Friday, May 9, 2008

Icecore by Matt Whyman


17-year-old Carl Hobbes has just pulled off the impossible: He's hacked into Fort Knox and opened the vault doors from his home computer. Unfortunately, the government has tracked him down. They make him a deal: if he tells them how he did it, and swears to secrecy, he'll get off the hook. Otherwise, he's looking at a public trial and a very, very long prison sentence. Carl agrees to tell the United States government everything. For his debriefing, they fly him to an undisclosed, sub-zero facility known as the Guantanmo of the North. The freezing barren wasteland doesn't bode well, and Carl gets even more nervous when he's manhandled into a cage alongside some of the world's worst terrorists. Carl tries to keep calm, knowing that he's only there till he can be debriefed. By the end of the weekend he'll be back home and it will all over. That is, if he lives that long.

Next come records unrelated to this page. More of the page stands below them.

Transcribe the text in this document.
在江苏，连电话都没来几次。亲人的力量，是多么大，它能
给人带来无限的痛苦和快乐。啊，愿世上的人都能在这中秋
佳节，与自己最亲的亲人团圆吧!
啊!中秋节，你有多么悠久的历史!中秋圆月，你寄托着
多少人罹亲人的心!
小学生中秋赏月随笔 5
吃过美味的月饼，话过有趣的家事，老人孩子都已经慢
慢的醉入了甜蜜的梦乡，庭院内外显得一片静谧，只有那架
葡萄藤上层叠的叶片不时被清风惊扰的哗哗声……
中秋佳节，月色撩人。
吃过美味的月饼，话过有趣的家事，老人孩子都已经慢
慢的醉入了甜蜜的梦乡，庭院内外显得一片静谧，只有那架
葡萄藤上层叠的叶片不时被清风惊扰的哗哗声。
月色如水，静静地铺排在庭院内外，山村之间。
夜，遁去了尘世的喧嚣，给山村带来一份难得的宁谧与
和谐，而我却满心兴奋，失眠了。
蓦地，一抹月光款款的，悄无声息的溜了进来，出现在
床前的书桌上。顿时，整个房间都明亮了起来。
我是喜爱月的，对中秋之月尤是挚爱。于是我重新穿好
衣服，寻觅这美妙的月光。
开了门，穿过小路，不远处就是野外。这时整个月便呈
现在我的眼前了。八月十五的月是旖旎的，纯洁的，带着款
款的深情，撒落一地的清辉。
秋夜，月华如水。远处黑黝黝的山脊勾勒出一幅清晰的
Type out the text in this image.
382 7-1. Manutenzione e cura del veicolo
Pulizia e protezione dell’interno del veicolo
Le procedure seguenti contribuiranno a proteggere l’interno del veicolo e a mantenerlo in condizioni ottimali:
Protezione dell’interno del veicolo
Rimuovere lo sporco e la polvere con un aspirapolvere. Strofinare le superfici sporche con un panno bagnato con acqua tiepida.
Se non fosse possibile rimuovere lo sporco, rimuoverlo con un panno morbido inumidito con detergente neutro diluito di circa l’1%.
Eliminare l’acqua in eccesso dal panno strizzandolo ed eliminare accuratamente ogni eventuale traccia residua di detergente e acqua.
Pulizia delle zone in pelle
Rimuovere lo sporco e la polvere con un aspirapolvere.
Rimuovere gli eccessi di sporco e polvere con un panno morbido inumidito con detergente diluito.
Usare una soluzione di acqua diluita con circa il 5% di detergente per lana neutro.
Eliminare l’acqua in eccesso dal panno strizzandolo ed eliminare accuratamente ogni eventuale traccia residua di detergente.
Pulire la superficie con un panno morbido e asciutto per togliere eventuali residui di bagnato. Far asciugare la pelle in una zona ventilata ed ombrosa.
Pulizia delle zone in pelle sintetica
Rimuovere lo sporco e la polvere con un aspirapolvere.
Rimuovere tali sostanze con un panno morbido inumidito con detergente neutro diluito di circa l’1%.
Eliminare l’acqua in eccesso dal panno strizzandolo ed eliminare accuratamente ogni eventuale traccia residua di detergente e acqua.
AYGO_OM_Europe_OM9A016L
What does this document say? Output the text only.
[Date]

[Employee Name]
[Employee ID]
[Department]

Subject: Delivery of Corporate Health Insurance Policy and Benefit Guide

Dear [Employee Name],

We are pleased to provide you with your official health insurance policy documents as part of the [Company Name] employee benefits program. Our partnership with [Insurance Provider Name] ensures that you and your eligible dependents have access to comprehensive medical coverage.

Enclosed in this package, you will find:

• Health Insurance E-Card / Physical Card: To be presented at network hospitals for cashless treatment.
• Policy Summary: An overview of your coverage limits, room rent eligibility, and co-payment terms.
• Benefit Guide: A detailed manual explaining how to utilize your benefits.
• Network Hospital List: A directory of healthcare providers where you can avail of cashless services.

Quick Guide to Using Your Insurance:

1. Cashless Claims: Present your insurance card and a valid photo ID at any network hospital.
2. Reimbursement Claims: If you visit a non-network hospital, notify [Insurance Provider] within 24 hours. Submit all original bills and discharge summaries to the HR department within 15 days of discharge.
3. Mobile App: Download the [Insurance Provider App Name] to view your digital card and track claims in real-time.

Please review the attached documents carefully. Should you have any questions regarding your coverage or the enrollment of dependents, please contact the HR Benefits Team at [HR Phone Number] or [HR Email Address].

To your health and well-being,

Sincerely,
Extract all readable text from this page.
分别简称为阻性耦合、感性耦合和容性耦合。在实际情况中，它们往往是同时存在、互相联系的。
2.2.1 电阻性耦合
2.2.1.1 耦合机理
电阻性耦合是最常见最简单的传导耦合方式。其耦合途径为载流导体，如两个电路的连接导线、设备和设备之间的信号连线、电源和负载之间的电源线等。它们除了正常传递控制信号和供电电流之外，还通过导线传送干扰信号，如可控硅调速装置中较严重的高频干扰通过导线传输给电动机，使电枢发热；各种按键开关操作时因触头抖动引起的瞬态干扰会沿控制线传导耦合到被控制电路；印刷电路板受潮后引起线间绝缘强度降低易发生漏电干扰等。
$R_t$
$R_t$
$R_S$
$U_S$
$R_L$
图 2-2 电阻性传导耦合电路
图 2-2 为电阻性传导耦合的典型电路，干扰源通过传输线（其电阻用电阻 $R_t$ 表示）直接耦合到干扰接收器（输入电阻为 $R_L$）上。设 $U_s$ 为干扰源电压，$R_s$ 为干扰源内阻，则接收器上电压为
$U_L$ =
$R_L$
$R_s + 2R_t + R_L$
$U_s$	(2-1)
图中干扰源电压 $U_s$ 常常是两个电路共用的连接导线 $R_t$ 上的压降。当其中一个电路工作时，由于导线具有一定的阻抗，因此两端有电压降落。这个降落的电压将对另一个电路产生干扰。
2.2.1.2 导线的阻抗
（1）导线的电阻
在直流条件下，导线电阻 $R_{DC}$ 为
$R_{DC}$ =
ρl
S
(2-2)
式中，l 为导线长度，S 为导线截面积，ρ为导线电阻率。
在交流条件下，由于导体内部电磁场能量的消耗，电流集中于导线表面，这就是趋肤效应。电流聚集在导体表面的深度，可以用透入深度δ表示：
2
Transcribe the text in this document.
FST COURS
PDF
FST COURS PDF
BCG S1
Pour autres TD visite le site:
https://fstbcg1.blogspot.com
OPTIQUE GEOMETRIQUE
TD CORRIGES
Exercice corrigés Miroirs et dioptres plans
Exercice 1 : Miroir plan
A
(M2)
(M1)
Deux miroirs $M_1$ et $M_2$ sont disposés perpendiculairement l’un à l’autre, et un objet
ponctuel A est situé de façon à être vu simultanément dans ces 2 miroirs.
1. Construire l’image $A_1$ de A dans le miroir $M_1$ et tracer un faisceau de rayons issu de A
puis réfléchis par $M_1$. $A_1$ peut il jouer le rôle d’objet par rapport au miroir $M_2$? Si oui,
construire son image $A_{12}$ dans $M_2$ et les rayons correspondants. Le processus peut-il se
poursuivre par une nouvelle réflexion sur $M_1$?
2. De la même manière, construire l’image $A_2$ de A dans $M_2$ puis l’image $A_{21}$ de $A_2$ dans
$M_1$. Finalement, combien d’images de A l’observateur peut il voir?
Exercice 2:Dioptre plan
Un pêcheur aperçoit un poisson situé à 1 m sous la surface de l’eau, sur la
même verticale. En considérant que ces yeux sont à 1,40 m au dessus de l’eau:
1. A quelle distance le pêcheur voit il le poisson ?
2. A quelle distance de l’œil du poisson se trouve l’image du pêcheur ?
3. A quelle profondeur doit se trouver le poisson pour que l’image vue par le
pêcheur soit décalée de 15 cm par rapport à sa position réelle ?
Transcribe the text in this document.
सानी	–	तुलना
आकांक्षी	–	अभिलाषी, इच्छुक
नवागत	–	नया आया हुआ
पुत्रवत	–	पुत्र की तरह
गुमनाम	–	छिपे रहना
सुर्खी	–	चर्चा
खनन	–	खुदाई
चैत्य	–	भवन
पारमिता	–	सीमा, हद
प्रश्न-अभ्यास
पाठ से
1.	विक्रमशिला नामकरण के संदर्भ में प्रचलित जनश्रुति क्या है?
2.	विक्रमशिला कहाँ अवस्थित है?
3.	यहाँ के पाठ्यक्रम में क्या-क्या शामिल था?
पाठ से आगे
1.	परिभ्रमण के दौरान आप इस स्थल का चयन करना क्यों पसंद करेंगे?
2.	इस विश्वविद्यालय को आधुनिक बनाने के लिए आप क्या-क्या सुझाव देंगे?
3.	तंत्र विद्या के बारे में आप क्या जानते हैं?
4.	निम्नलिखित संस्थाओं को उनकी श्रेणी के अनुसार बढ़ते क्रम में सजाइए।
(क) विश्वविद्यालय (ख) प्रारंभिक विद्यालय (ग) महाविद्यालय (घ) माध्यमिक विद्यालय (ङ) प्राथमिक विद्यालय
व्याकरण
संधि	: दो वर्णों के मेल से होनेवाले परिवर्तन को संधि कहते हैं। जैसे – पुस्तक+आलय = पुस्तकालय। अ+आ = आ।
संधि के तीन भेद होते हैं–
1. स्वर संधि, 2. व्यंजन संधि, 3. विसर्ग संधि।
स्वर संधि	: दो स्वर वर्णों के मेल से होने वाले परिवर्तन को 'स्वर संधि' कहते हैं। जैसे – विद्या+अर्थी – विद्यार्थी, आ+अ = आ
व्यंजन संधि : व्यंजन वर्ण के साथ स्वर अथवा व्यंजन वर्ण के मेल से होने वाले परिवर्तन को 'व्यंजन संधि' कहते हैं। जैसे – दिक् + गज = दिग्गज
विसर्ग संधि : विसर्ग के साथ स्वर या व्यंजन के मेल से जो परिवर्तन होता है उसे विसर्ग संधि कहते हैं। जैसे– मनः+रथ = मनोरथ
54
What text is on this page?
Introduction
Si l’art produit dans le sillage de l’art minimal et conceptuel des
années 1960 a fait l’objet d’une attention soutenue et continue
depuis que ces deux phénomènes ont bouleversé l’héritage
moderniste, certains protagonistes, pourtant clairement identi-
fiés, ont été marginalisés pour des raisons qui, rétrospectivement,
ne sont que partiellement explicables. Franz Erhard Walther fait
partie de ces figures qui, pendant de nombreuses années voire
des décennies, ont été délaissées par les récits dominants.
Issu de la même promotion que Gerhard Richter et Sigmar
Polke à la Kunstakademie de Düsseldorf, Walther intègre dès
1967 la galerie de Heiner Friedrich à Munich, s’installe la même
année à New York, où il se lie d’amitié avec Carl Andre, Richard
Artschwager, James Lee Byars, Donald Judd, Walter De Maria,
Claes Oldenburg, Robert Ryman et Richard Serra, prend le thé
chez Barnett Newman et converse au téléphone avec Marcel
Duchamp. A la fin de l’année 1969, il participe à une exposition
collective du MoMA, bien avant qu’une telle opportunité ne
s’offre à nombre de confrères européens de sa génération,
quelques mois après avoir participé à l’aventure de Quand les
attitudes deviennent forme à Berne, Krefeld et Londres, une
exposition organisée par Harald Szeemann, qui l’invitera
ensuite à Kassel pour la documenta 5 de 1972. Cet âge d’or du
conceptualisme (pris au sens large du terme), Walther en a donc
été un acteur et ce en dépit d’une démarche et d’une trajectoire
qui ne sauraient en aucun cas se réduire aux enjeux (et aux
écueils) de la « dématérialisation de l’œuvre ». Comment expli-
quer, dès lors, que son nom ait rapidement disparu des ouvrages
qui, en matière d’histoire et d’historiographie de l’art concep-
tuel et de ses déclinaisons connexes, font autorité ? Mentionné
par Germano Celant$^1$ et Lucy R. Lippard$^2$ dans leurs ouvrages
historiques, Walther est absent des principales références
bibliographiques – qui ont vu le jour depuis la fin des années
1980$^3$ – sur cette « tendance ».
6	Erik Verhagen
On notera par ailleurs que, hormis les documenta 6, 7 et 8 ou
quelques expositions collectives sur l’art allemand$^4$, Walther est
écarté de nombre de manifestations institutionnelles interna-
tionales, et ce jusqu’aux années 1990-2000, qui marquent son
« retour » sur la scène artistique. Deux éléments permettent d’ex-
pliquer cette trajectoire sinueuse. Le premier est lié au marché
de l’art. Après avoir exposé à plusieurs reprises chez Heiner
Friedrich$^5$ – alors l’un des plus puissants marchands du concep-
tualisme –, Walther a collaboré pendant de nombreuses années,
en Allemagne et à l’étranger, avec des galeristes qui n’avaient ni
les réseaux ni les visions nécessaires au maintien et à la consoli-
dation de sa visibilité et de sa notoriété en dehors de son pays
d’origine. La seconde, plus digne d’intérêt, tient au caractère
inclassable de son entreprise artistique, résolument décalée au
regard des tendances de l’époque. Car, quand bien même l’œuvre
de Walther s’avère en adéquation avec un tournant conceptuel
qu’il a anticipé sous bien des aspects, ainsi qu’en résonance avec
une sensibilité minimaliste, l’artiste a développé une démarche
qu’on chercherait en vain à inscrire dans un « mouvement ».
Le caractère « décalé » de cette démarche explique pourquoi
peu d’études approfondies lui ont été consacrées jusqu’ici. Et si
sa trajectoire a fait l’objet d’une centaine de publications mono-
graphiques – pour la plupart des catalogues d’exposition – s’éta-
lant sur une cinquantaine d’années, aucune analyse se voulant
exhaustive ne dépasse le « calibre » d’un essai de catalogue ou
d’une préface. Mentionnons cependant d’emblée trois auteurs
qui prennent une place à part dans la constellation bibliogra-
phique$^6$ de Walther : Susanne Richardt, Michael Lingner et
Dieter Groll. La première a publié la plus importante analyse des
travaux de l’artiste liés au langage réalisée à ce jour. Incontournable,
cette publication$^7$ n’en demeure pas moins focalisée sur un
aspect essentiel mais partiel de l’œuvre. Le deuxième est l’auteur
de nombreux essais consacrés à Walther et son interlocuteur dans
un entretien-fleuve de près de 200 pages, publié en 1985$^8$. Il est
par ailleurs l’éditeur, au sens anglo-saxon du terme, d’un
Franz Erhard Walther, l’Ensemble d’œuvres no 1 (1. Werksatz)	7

Despite the author's efforts, it's hard to feel much sympathy for Carl, despite his youth and relative innocence. The majority of the time he's either being arrogant, too naive, or downright whiney. It's only toward the middle of the book that the real story begins to come out - explaining the disdain the guards feel toward Carl and the reason he's been flown to the Arctic Circle containment camp. At that point, both Carl and the plot start to get more interesting. And once it gets going...it REALLY gets going. Gunfights, explosions, mercenary plots and double identites keep the adrenaline rushing till the fiery, freezing finale!